Monsters in the Movies

Back in May, I posted on two spectacular exhibits at The Academy of Motion Picture Arts and Sciences (AKA, the Oscars). Tonight, I went back to The Academy for an awesome presentation with film clips on the evolution of movie monsters at Monsters in the Movies.

For instance, 1981's "American Werewolf in London" with David Naughton - who was there to give the audience some behind-the-scenes tidbits (note that he's still hot!) - was quite different technology-wise from 1941's "The Wolf Man," but both totally freaked out audiences in their days.

Jon Favreau talked about learning the monster ropes in 2005's "Zathura: A Space Adventure" so his later "Iron Man" movies could look fantastic.
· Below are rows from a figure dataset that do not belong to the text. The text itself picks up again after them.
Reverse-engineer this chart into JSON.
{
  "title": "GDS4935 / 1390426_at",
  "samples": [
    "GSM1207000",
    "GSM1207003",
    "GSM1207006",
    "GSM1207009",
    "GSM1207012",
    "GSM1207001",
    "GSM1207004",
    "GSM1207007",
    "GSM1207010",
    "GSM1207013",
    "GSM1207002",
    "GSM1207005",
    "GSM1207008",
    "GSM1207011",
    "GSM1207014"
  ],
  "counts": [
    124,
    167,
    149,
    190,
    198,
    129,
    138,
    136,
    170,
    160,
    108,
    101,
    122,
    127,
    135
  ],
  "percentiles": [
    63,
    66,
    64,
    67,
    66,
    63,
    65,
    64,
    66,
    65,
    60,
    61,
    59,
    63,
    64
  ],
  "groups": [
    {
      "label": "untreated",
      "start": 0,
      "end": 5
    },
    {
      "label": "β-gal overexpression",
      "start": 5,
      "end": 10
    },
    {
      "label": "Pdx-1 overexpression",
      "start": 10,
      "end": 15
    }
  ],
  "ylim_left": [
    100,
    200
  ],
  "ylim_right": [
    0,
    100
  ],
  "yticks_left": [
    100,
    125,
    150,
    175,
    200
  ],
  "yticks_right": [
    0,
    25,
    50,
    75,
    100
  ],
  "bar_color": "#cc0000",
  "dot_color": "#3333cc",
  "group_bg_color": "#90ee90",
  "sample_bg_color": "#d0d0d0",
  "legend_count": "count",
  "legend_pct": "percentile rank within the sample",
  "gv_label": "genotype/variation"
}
It was fun to hear how many monsters are actually puppets or miniatures, and how stop motion transitioned into go motion as technology caught up. On the stop motion side, we got to see the masterful work of Ray Harryhausen in "One Million Years B.C." while hearing from Phil Tippett, the co-developer of go motion, a technique where the object is moved with the camera rolling. The artistry here is making the inanimate object move realistically. Tippett is no schlump; he developed go motion for "The Empire Strikes Back."

Today, most monsters are computer generated, so it will be great to see another program like this in a few years to learn the latest ways technology is making us believe in monsters.